A weird thing about programmer is that those that rant endlessly about someone else’s complexity, layers, and haste are almost completely blind to the complexity, layers, and haste they make in an effort to set the world just so.

We should work for end-users disenfranchised by lack of programming expertise. We should concentrate on their modest but ubiquitous needs rather than the high-end specialized problems addressed by most R&D. We should take inspiration from end-user tools like spreadsheets and HyperCard. We should avoid the trap of designing for ourselves.

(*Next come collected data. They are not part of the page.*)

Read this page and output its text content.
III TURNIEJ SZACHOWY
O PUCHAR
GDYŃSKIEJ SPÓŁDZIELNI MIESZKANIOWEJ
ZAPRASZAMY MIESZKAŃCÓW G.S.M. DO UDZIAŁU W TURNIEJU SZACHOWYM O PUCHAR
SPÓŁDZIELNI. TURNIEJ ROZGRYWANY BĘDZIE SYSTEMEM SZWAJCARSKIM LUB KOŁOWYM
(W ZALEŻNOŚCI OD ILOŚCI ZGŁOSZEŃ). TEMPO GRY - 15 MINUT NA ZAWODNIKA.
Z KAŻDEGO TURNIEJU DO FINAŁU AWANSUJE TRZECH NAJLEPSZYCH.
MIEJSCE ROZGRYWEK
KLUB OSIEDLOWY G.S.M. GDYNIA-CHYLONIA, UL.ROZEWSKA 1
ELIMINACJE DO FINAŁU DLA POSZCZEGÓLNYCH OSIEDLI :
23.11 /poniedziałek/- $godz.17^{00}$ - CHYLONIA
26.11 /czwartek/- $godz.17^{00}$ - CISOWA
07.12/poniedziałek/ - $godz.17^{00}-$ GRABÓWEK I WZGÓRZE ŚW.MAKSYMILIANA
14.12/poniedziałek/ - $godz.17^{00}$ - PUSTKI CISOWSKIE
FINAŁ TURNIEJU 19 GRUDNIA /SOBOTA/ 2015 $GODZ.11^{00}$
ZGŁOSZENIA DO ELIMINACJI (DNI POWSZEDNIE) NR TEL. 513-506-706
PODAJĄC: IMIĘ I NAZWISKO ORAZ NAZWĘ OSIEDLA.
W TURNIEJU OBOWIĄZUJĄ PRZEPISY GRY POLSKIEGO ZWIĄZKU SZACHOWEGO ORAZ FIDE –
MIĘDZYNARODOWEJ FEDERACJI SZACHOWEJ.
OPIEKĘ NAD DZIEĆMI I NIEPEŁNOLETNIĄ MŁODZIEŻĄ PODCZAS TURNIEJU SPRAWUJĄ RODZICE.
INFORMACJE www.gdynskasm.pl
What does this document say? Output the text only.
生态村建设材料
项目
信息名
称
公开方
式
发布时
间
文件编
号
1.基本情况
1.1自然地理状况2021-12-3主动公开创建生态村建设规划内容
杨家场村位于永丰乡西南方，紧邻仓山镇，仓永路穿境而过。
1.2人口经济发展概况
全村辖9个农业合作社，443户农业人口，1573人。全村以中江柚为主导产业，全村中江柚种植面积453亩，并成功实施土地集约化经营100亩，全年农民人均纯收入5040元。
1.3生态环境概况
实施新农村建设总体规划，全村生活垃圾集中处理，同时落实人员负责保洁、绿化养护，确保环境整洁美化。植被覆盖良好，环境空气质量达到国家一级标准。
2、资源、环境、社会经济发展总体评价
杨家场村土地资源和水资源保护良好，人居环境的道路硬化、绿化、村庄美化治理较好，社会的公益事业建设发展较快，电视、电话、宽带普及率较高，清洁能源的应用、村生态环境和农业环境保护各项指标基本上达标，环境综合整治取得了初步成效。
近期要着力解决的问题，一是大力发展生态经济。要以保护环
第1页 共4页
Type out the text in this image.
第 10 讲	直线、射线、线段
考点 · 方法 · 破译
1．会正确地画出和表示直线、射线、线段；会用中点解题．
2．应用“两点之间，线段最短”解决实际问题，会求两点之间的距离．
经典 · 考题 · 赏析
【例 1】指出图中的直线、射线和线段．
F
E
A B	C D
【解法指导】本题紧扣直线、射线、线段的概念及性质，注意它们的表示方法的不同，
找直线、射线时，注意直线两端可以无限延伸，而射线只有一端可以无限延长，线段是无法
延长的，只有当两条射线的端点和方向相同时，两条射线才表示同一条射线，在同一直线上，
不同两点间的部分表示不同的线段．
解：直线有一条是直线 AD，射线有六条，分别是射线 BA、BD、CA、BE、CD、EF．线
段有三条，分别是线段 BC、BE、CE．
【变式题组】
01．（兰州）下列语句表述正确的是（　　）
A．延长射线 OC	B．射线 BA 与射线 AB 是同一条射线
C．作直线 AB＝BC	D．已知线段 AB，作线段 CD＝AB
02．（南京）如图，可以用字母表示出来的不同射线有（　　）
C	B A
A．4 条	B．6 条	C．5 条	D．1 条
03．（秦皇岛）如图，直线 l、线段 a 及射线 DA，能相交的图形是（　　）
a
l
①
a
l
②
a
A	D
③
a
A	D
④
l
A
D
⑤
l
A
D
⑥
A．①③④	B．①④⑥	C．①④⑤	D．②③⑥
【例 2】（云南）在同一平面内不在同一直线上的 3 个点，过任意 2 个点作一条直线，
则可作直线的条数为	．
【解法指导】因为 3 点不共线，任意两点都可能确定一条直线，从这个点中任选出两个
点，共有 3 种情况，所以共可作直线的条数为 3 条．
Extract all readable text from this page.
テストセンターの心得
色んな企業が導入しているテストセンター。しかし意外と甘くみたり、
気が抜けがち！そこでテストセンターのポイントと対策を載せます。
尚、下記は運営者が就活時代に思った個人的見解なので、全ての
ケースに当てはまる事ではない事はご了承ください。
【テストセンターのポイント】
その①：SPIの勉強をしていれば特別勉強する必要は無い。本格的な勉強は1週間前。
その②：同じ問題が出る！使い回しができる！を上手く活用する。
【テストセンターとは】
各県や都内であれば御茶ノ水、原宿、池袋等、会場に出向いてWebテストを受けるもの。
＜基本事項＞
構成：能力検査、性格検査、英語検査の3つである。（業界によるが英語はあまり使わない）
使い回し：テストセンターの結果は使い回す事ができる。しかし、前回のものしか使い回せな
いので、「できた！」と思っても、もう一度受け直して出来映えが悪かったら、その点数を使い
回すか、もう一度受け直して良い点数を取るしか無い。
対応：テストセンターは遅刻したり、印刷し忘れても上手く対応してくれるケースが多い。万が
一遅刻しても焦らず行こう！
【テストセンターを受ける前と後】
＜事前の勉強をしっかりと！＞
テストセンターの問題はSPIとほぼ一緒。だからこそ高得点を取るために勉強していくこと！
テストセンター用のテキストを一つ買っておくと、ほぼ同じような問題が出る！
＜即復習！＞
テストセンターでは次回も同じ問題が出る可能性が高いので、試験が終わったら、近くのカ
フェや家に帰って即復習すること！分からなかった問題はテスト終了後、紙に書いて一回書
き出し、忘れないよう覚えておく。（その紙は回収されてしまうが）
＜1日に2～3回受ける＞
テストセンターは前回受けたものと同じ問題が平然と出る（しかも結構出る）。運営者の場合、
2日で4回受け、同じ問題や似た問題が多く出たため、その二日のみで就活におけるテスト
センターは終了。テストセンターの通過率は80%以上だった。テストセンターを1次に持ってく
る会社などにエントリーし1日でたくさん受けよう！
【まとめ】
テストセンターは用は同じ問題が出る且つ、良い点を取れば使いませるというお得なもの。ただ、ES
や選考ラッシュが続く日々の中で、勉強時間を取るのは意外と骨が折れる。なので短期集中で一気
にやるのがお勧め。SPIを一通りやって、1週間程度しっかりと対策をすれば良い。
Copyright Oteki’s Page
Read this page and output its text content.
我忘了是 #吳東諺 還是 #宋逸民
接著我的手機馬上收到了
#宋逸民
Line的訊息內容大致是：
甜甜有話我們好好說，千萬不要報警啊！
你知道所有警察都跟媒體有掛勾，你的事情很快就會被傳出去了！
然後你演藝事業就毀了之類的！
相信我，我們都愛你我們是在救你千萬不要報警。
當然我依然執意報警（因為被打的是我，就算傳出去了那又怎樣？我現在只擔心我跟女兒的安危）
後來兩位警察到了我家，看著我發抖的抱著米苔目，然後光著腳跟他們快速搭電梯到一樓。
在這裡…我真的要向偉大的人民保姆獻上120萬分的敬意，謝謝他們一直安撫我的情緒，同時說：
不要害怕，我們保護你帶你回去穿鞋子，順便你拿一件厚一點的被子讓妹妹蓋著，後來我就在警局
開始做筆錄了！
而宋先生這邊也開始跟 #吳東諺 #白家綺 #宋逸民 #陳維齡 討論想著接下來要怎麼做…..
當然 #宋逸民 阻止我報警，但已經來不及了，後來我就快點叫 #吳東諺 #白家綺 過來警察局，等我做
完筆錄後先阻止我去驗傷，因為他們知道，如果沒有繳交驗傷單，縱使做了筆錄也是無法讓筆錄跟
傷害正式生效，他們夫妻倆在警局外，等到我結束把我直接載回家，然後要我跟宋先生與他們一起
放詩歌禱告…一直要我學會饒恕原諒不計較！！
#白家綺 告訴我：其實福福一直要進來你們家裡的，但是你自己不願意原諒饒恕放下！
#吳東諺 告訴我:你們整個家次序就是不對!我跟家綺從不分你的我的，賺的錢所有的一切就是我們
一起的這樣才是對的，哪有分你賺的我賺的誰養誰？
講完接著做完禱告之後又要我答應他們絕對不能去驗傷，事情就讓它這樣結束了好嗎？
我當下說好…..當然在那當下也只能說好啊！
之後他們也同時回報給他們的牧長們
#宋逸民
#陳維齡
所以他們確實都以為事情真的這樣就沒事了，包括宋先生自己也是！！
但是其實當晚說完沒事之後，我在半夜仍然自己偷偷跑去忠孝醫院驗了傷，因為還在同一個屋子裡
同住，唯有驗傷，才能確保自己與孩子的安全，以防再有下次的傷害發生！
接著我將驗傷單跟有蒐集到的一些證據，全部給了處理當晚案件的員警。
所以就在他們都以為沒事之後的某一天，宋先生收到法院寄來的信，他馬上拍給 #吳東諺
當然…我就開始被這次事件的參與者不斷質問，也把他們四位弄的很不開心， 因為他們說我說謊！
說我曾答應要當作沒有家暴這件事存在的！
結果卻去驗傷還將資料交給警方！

What if more of programming was accessible as data manipulation (cf. spreadsheets, data files, JSX templates) instead of as logic and behavior (i.e. almost every programming language)?

We are doing Design: using experience and judgement to make complex tradeoffs in order to satisfy qualitative human needs.

This reminds me of Developer Experience. “Developer experience” is a weird word right now, but it’s becoming table stakes for success. It’s a design discipline. It’s considering the form and function of code. It’s the opposite of attempting to learn C ;)

Long story short: we’re gonna need more empathy, more design skills, and more teaching skills to reach the next level of great programming languages and tools.